How could she be in a room with no door? Then she recalled the small table with the tiny bottles. She crouched back down and looked again. There was a small window and a small door, much too small for her to fit through; she'd have to be the size of a doll to fit through that door!
Alice picked up the bottle she decided was first and read it's tag again, "If you don't fit, then put me to your lips, drink it, just a couple sips."
"I hope this works," she thought, then took the bottle, removed the cork, and let a few drops of the cool liquid to fall into her mouth.
She felt strange, a chill rang through her body and she pulled the jacket more snug around herself. It was already big on her, but now she was positively swimming in it. She was swimming in all of her clothes, actually. She was shrinking.
By the time she stopped she figured she was probably just about the right size to fit through the small door she had found before. She rushed over to it and tried the handle: locked, of course.
There was also a small window beside it, which was also locked, but she could see out of it. It was a strange sight, but again, it felt familiar.
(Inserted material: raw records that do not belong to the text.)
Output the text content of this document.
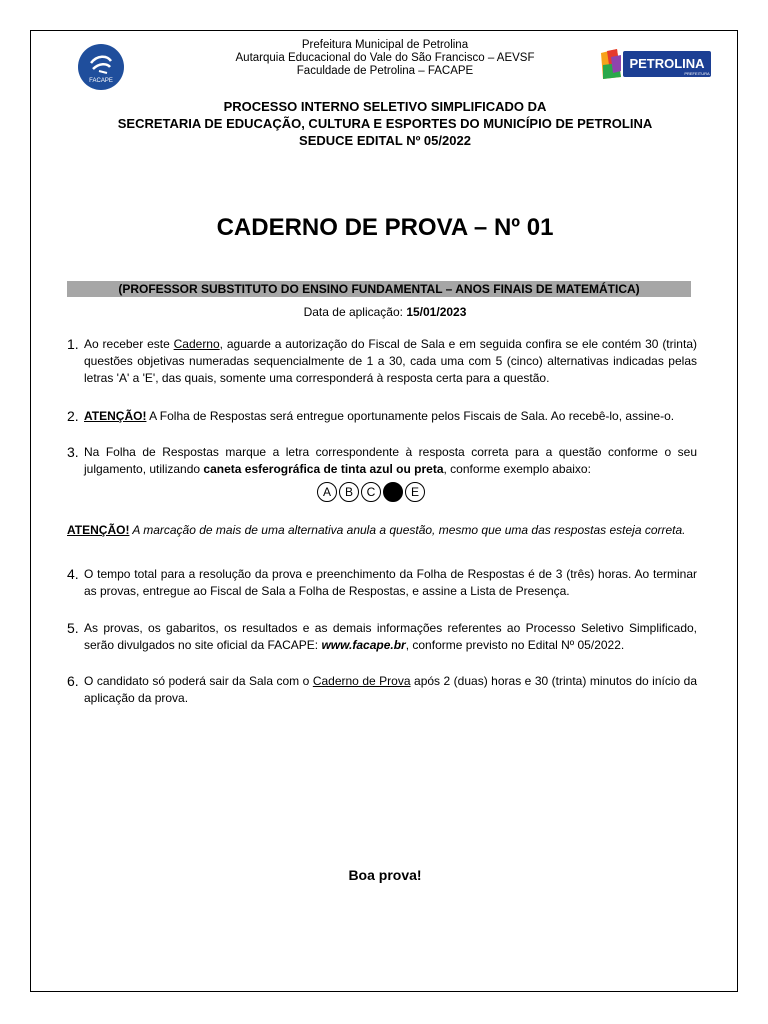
FACAPE
PETROLINA
PREFEITURA
Prefeitura Municipal de Petrolina
Autarquia Educacional do Vale do São Francisco – AEVSF
Faculdade de Petrolina – FACAPE
PROCESSO INTERNO SELETIVO SIMPLIFICADO DA
SECRETARIA DE EDUCAÇÃO, CULTURA E ESPORTES DO MUNICÍPIO DE PETROLINA
SEDUCE EDITAL Nº 05/2022
CADERNO DE PROVA – Nº 01
(PROFESSOR SUBSTITUTO DO ENSINO FUNDAMENTAL – ANOS FINAIS DE MATEMÁTICA)
Data de aplicação: 15/01/2023
1. Ao receber este Caderno, aguarde a autorização do Fiscal de Sala e em seguida confira se ele contém 30 (trinta) questões objetivas numeradas sequencialmente de 1 a 30, cada uma com 5 (cinco) alternativas indicadas pelas letras 'A' a 'E', das quais, somente uma corresponderá à resposta certa para a questão.
2. ATENÇÃO! A Folha de Respostas será entregue oportunamente pelos Fiscais de Sala. Ao recebê-lo, assine-o.
3. Na Folha de Respostas marque a letra correspondente à resposta correta para a questão conforme o seu julgamento, utilizando caneta esferográfica de tinta azul ou preta, conforme exemplo abaixo:
A	B	C	D	E
ATENÇÃO! A marcação de mais de uma alternativa anula a questão, mesmo que uma das respostas esteja correta.
4. O tempo total para a resolução da prova e preenchimento da Folha de Respostas é de 3 (três) horas. Ao terminar as provas, entregue ao Fiscal de Sala a Folha de Respostas, e assine a Lista de Presença.
5. As provas, os gabaritos, os resultados e as demais informações referentes ao Processo Seletivo Simplificado, serão divulgados no site oficial da FACAPE: www.facape.br, conforme previsto no Edital Nº 05/2022.
6. O candidato só poderá sair da Sala com o Caderno de Prova após 2 (duas) horas e 30 (trinta) minutos do início da aplicação da prova.
Boa prova!
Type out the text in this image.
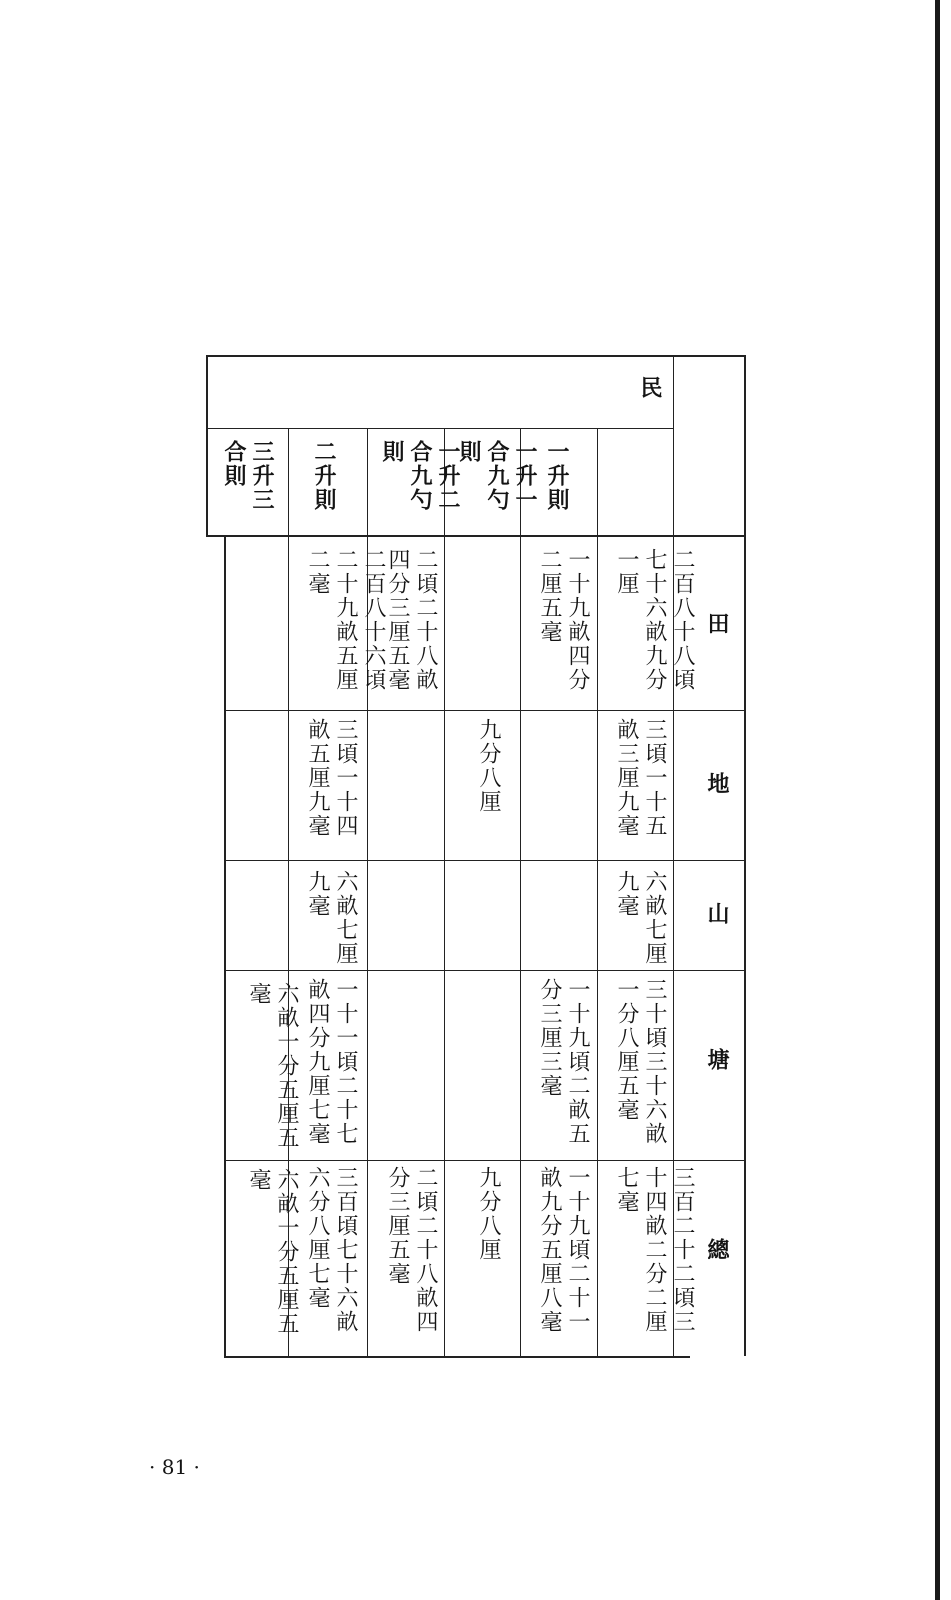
民
一升則
一升一合九勺則
一升二合九勺則
二升則
三升三合則
田
地
山
塘
總
二百八十八頃七十六畝九分一厘
三頃一十五畝三厘九毫
六畝七厘九毫
三十頃三十六畝一分八厘五毫
三百二十二頃三十四畝二分二厘七毫
一十九畝四分二厘五毫
一十九頃二畝五分三厘三毫
一十九頃二十一畝九分五厘八毫
九分八厘
九分八厘
二頃二十八畝四分三厘五毫
二頃二十八畝四分三厘五毫
二百八十六頃二十九畝五厘二毫
三頃一十四畝五厘九毫
六畝七厘九毫
一十一頃二十七畝四分九厘七毫
三百頃七十六畝六分八厘七毫
六畝一分五厘五毫
六畝一分五厘五毫
· 81 ·
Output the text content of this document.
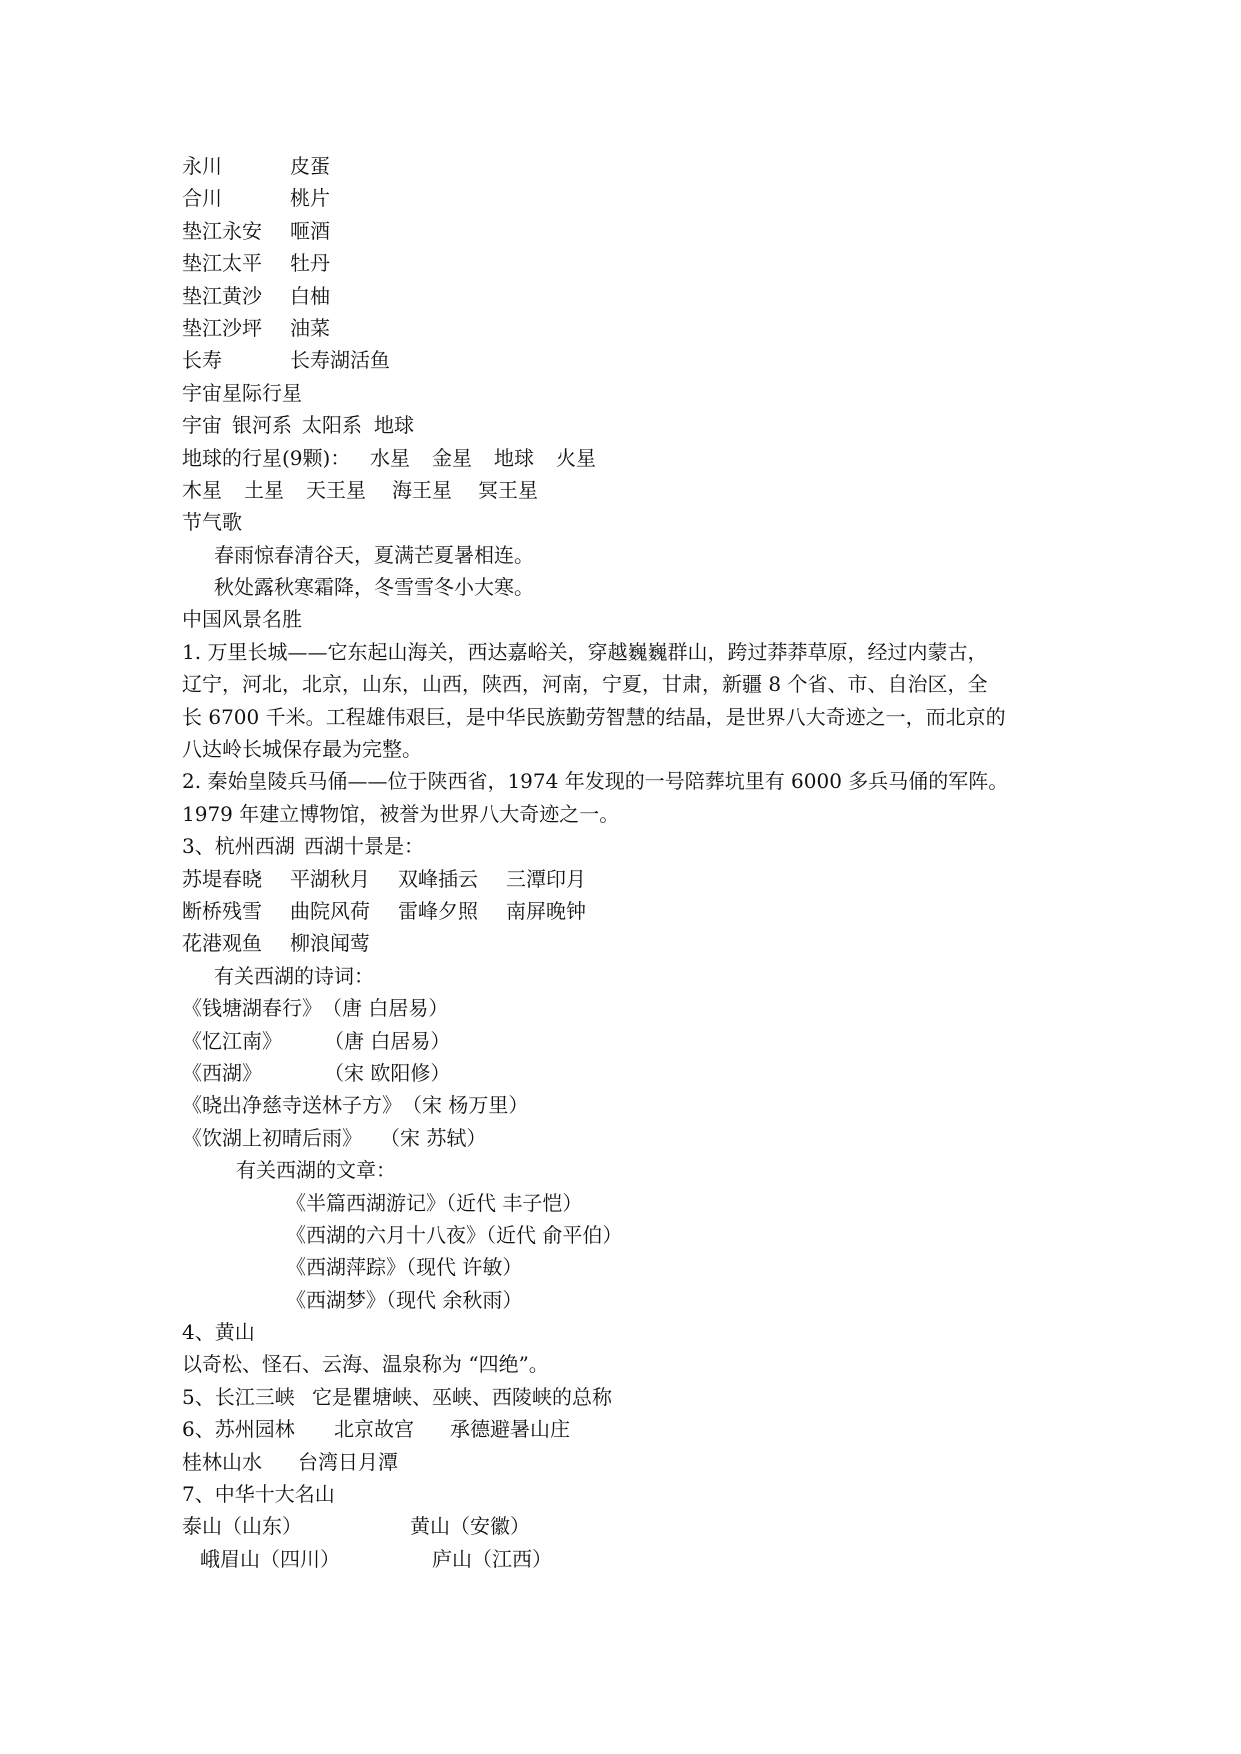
永川	皮蛋
合川	桃片
垫江永安 咂酒
垫江太平 牡丹
垫江黄沙 白柚
垫江沙坪 油菜
长寿	长寿湖活鱼
宇宙星际行星
宇宙 银河系 太阳系 地球
地球的行星(9颗)： 水星 金星 地球 火星
木星 土星 天王星 海王星 冥王星
节气歌
春雨惊春清谷天，夏满芒夏暑相连。
秋处露秋寒霜降，冬雪雪冬小大寒。
中国风景名胜
1. 万里长城——它东起山海关，西达嘉峪关，穿越巍巍群山，跨过莽莽草原，经过内蒙古，
辽宁，河北，北京，山东，山西，陕西，河南，宁夏，甘肃，新疆 8 个省、市、自治区，全
长 6700 千米。工程雄伟艰巨，是中华民族勤劳智慧的结晶，是世界八大奇迹之一，而北京的
八达岭长城保存最为完整。
2. 秦始皇陵兵马俑——位于陕西省，1974 年发现的一号陪葬坑里有 6000 多兵马俑的军阵。
1979 年建立博物馆，被誉为世界八大奇迹之一。
3、杭州西湖 西湖十景是：
苏堤春晓 平湖秋月 双峰插云 三潭印月
断桥残雪 曲院风荷 雷峰夕照 南屏晚钟
花港观鱼 柳浪闻莺
有关西湖的诗词：
《钱塘湖春行》（唐 白居易）
《忆江南》 （唐 白居易）
《西湖》	（宋 欧阳修）
《晓出净慈寺送林子方》（宋 杨万里）
《饮湖上初晴后雨》 （宋 苏轼）
有关西湖的文章：
《半篇西湖游记》（近代 丰子恺）
《西湖的六月十八夜》（近代 俞平伯）
《西湖萍踪》（现代 许敏）
《西湖梦》（现代 余秋雨）
4、黄山
以奇松、怪石、云海、温泉称为 “四绝”。
5、长江三峡 它是瞿塘峡、巫峡、西陵峡的总称
6、苏州园林 北京故宫 承德避暑山庄
桂林山水 台湾日月潭
7、中华十大名山
泰山（山东）	黄山（安徽）
峨眉山（四川）	庐山（江西）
There was a vast city that seemed to float in the air, though she could see that that wasn't the case. The newer shinier buildings were perched on top of older buildings that seemed to be in ruins. People were running about above, but there seemed barely any movement near those below. She tried to knock on the glass, tried to wave, but it was no use. The people in the city were so far away and were so consumed by their tasks that she was of no notice at all.
The window didn't look nearly as strong as it actually was. After trying everything she could think of, it still would not budge. Nor did the glass break when she threw the empty bottle at it that she had drunk from before. She pressed up against the glass, peering out at the city.
Something in the pit of her stomach felt… wrong, but she didn't know quite what.